The Irish Times view on gender equality moving centre-stage in Irish theatre
A positive example for other areas of the arts and elsewhere in society where women are underrepresented
File photograph of a ‘Waking the Feminists’ demonstration in front of the Abbey Theatre. File photograph: Brenda Fitzsimons/The Irish Times
Irish theatre has come through a difficult and challenging period of introspection and examination of its ethos. First it had to confront the gender imbalance and bias brought to public attention by the Waking the Feminists movement. This seismic grassroots campaign was quickly followed by the allegations of inappropriate behaviour against the Gate Theatre’s former director Michael Colgan, adding “dignity at work” issues to the list of necessary reforms.
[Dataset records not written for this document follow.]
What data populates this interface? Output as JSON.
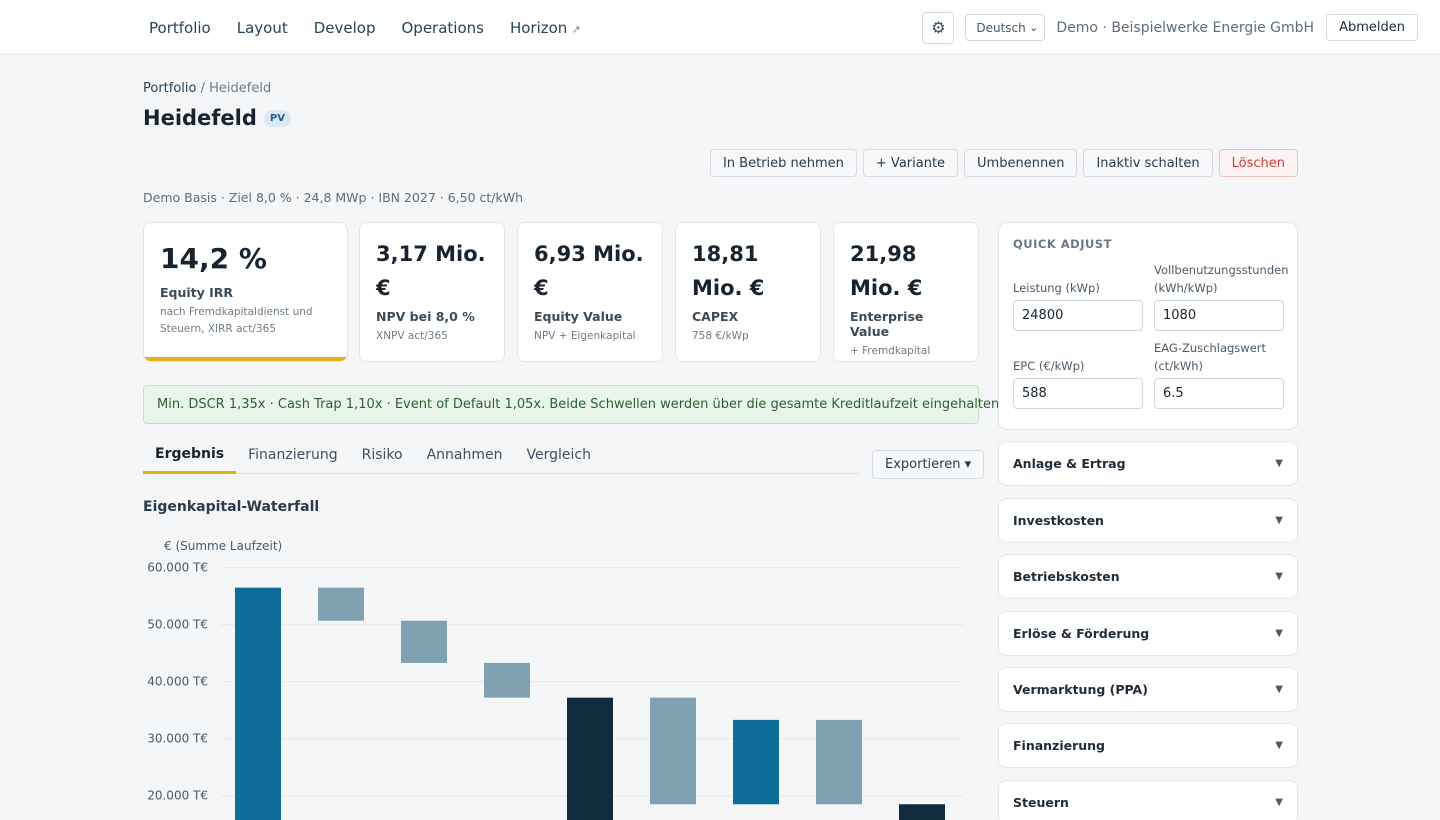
{
  "nav": {
    "items": [
      {
        "label": "Portfolio",
        "external": false
      },
      {
        "label": "Layout",
        "external": false
      },
      {
        "label": "Develop",
        "external": false
      },
      {
        "label": "Operations",
        "external": false
      },
      {
        "label": "Horizon",
        "external": true
      }
    ],
    "external_icon": "↗",
    "settings_icon": "gear-icon",
    "settings_glyph": "⚙",
    "language": "Deutsch",
    "company": "Demo · Beispielwerke Energie GmbH",
    "logout": "Abmelden"
  },
  "breadcrumb": {
    "parent": "Portfolio",
    "separator": " / ",
    "current": "Heidefeld"
  },
  "page": {
    "title": "Heidefeld",
    "badge": "PV"
  },
  "actions": [
    "In Betrieb nehmen",
    "+ Variante",
    "Umbenennen",
    "Inaktiv schalten",
    "Löschen"
  ],
  "meta_line": "Demo Basis · Ziel 8,0 % · 24,8 MWp · IBN 2027 · 6,50 ct/kWh",
  "kpis": [
    {
      "value": "14,2 %",
      "label": "Equity IRR",
      "sub": "nach Fremdkapitaldienst und Steuern, XIRR act/365",
      "highlight": true
    },
    {
      "value": "3,17 Mio. €",
      "label": "NPV bei 8,0 %",
      "sub": "XNPV act/365",
      "highlight": false
    },
    {
      "value": "6,93 Mio. €",
      "label": "Equity Value",
      "sub": "NPV + Eigenkapital",
      "highlight": false
    },
    {
      "value": "18,81 Mio. €",
      "label": "CAPEX",
      "sub": "758 €/kWp",
      "highlight": false
    },
    {
      "value": "21,98 Mio. €",
      "label": "Enterprise Value",
      "sub": "+ Fremdkapital",
      "highlight": false
    }
  ],
  "alert": "Min. DSCR 1,35x · Cash Trap 1,10x · Event of Default 1,05x. Beide Schwellen werden über die gesamte Kreditlaufzeit eingehalten.",
  "tabs": [
    {
      "label": "Ergebnis",
      "active": true
    },
    {
      "label": "Finanzierung",
      "active": false
    },
    {
      "label": "Risiko",
      "active": false
    },
    {
      "label": "Annahmen",
      "active": false
    },
    {
      "label": "Vergleich",
      "active": false
    }
  ],
  "export_label": "Exportieren ▾",
  "section_title": "Eigenkapital-Waterfall",
  "quick_adjust": {
    "title": "QUICK ADJUST",
    "fields": [
      {
        "label": "Leistung (kWp)",
        "value": "24800"
      },
      {
        "label": "Vollbenutzungsstunden (kWh/kWp)",
        "value": "1080"
      },
      {
        "label": "EPC (€/kWp)",
        "value": "588"
      },
      {
        "label": "EAG-Zuschlagswert (ct/kWh)",
        "value": "6.5"
      }
    ]
  },
  "accordions": [
    "Anlage & Ertrag",
    "Investkosten",
    "Betriebskosten",
    "Erlöse & Förderung",
    "Vermarktung (PPA)",
    "Finanzierung",
    "Steuern"
  ],
  "accordion_chevron": "▼",
  "chart_data": {
    "type": "bar",
    "subtype": "waterfall",
    "ylabel": "€ (Summe Laufzeit)",
    "tick_values": [
      60000,
      50000,
      40000,
      30000,
      20000
    ],
    "tick_labels": [
      "60.000 T€",
      "50.000 T€",
      "40.000 T€",
      "30.000 T€",
      "20.000 T€"
    ],
    "ylim": [
      17000,
      62500
    ],
    "grid": true,
    "colors": {
      "total": "#0f6d9c",
      "delta": "#7fa1b1",
      "subtotal": "#0f2b3d"
    },
    "bars": [
      {
        "low": 0,
        "high": 56500,
        "kind": "total"
      },
      {
        "low": 50700,
        "high": 56500,
        "kind": "delta"
      },
      {
        "low": 43300,
        "high": 50700,
        "kind": "delta"
      },
      {
        "low": 37200,
        "high": 43300,
        "kind": "delta"
      },
      {
        "low": 0,
        "high": 37200,
        "kind": "subtotal"
      },
      {
        "low": 18500,
        "high": 37200,
        "kind": "delta"
      },
      {
        "low": 18500,
        "high": 33300,
        "kind": "total"
      },
      {
        "low": 18500,
        "high": 33300,
        "kind": "delta"
      },
      {
        "low": 0,
        "high": 18500,
        "kind": "subtotal"
      }
    ]
  }
}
The theatre sector has now responded on a collective basis to these concerns in the form of a gender equity policy document that is a blueprint for a new and welcome model of practice. The document includes a detailed series of measures that have emerged out of a heart-and-soul dialogue within the sector. The requirements will apply to the future mechanisms of the organisations and venues that have signed up to the policy which covers both on-stage and backstage considerations: commissioning and casting as well as staff training and board membership.
Among these progressive steps, one that might raise eyebrows is the introduction of widescale “gender-blind casting”, particularly if it resulted in any distortion of authorial intent and design. Not every text is as malleable or amenable to gender interchangeability as the Shakespearean one. This won’t necessarily fully address the dominance of the male voice or inequality in theatre, so the priority must surely be to ensure ample female presence on stage through more present-day writers being women and, as the document correctly advocates, a re-examination of the canon.
What now remains, of course, is implementation of the aims of this shake up – sensibly set down to be achieved over a five-year period. Theatre is but one corner of the cultural landscape and what has been accomplished with great momentum since the Waking the Feminists initiative first raised its flag stands as a example not only in other areas of the arts but also elsewhere in society where there is an under-representation of women.